The very idea of "deposit
insurance" is a swindle; how does one insure an institution (fractional
reserve banking) that is inherently insolvent, and which will fall
apart whenever the public finally understands the swindle? Suppose
that, tomorrow, the American public suddenly became aware of the
banking swindle, and went to the banks tomorrow morning, and, in
unison, demanded cash. What would happen? The banks would be instantly
insolvent, since they could only muster 10 percent of the cash they owe
their befuddled customers. Neither would the enormous tax increase
needed to bail everyone out be at all palatable. No: the only thing the
Fed could do, and this would be in their power, would be to print
enough money to pay off all the bank depositors. Unfortunately, in the
present state of the banking system, the result would be an immediate
plunge into the horrors of hyperinflation.
Let us suppose that
total insured bank deposits are $1,600 billion. Technically, in the
case of a run on the banks, the Fed could exercise emergency powers and
print $1,600 billion in cash to give to the FDIC to pay off the bank
depositors. The problem is that, emboldened at this massive bailout,
the depositors would promptly redeposit the new $1,600 billion into the
banks, increasing the total bank reserves by $1,600 billion, thus
permitting an immediate expansion of the money supply by the banks by
tenfold, increasing the total stock of bank money by $16 trillion.
Runaway inflation and total destruction of the currency would quickly
follow.
* * * * *
To save
our economy from destruction and from the eventual holocaust of run
away inflation, we the people must take the money-supply function back
from the government. Money is far too important to be left in the hands
of bankers and of Establishment economists and financiers. To
accomplish this goal, money must be returned to the market economy,
with all monetary functions performed within the structure of the
rights of private property and of the free-market economy.
It
might be thought that the mix of government and money is too far gone,
too pervasive in the economic system, too inextricably bound up in the
economy, to be eliminated without economic destruction. Conservatives
are accustomed to denouncing the "terrible simplifiers" who wreck
everything by imposing simplistic and unworkable schemes. Our major
problem, however, is precisely the opposite: mystification by the
ruling elite of technocrats and intellectuals, who, whenever some
public spokesman arises to call for large-scale tax cuts or
deregulation, intone sarcastically about the dimwit masses who "seek
simple solutions for complex problems." Well, in most cases, the
solutions are indeed clear-cut and simple, but are deliberately
obfuscated by people whom we might call "terrible complicators." In
truth, taking back our money would be relatively simple and
straightforward, much less difficult than the daunting task of
denationalizing and decommunizing the Communist countries of Eastern
Europe and the former Soviet Union.
Our goal may be summed up
simply as the privatization of our monetary system, the separation of
government from money and banking. The central means to accomplish this
task is also straightforward: the abolition, the liquidation of the
Federal Reserve System--the abolition of central banking. How could the
Federal Reserve System possibly be abolished? Elementary: simply repeal
its federal charter, the Federal Reserve Act of 1913. Moreover, Federal
Reserve obligations (its notes and deposits) were originally redeemable
in gold on demand. Since Franklin Roosevelt's monstrous actions in
1933, "dollars" issued by the Federal Reserve, and deposits by the Fed
and its member banks, have no longer been redeemable in gold. Bank
deposits are redeemable in Federal Reserve Notes, while Federal Reserve
Notes are redeemable in nothing, or alternatively in other Federal
Reserve Notes. Yet, these Notes are our money, our monetary "standard,"

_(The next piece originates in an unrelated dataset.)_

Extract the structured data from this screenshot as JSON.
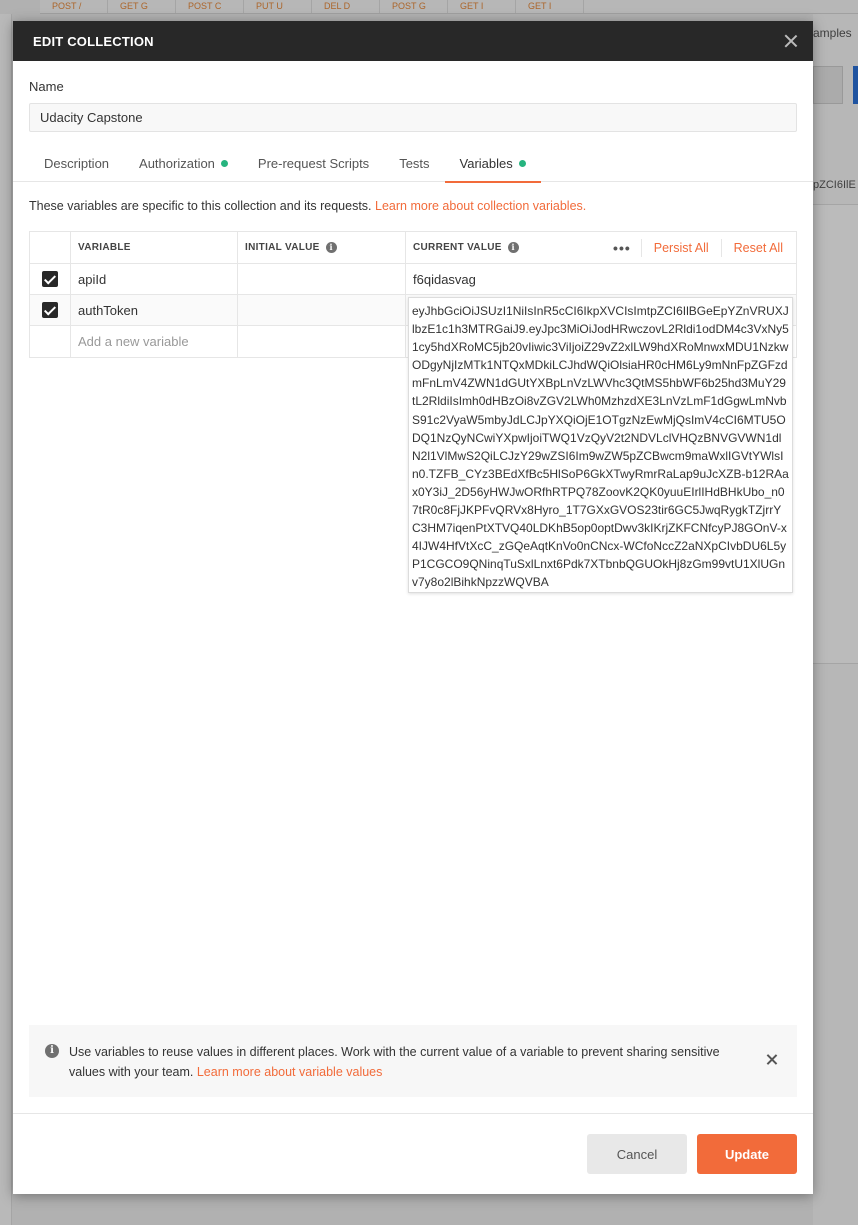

and all creditors are obliged to accept payment in these fiat notes, no
matter how depreciated they might be.
In addition to
cancelling the redemption of dollars into gold, Roosevelt in 1933
committed another criminal act: literally confiscating all gold and
bullion held by Americans, exchanging them for arbitrarily valued
"dollars." It is curious that, even though the Fed and the government
establishment continually proclaim the obsolescence and worthlessness
of gold as a monetary metal, the Fed (as well as all other central
banks) clings to its gold for dear life. Our confiscated gold is still
owned by the Federal Reserve, which keeps it on deposit with the
Treasury at Fort Knox and other gold depositaries. Indeed, from 1933
until the 1970s, it continued to be illegal for any Americans to own
monetary gold of any kind, whether coin or bullion or even in safe
deposit boxes at home or abroad. All these measures, supposedly drafted
for the Depression emergency, have continued as part of the great
heritage of the New Deal ever since. For four decades, any gold flowing
into private American hands had to be deposited in the banks, which in
turn had to deposit it at the Fed. Gold for "legitimate" non-monetary
purposes, such as dental fillings, industrial drills, or jewelry, was
carefully rationed for such purposes by the Treasury Department.
Fortunately,
due to the heroic efforts of Congressman Ron Paul it is now legal for
Americans to own gold, whether coin or bullion. But the ill-gotten gold
confiscated and sequestered by the Fed remains in Federal Reserve
hands. How to get the gold out from the Fed? How privatize the Fed's
stock of gold?
Privatizing Federal Gold
The
answer is revealed by the fact that the Fed, which had promised to
redeem its liabilities in gold, has been in default of that promise
since Roosevelt's repudiation of the gold standard in 1933. The Federal
Reserve System, being in default, should be liquidated, and the way to
liquidate it is the way any insolvent business firm is liquidated: its
assets are parceled out, pro rata, to its creditors. The Federal
Reserve's gold assets are listed, as of October 30, 1991, at $11.1
billion. The Federal Reserve's liabilities as of that date consist of
$295.5 billion in Federal Reserve Notes in circulation, and $24.4
billion in deposits owed to member banks of the Federal Reserve System,
for a total of $319.9 billion. Of the assets of the Fed, other than
gold, the bulk are securities of the U.S. government, which amounted to
$262.5 billion. These should be written off posthaste, since they are
worse than an accounting fiction: the taxpayers are forced to pay
interest and principle on debt which the Federal Government owes to its
own creature, the Federal Reserve. The largest remaining asset is
Treasury Currency, $21.0 billion, which should also be written off,
plus $10 billion in SDRs, which are mere paper creatures of
international central banks, and which should be abolished as well. We
are left (apart from various buildings and fixtures and other assets
owned by the Fed, and amounting to some $35 billion) with $11.1 billion
of assets needed to pay off liabilities totalling $319.9 billion.
Fortunately,
the situation is not as dire as it seems, for the $11.1 billion of Fed
gold is a purely phoney evaluation; indeed it is one of the most
bizarre aspects of our fraudulent monetary system. The Fed's gold stock
consists of 262.9 million ounces of gold; the dollar valuation of $11.1
billion is the result of the government's artificially evaluating its
own stock of gold at $42.22 an ounce. Since the market price of gold is
now about $350 an ounce, this already presents a glaring anomaly in the
system.
Definitions and Debasement
Where did the $42.22 come from?
The
essence of a gold standard is that the monetary unit (the "dollar,"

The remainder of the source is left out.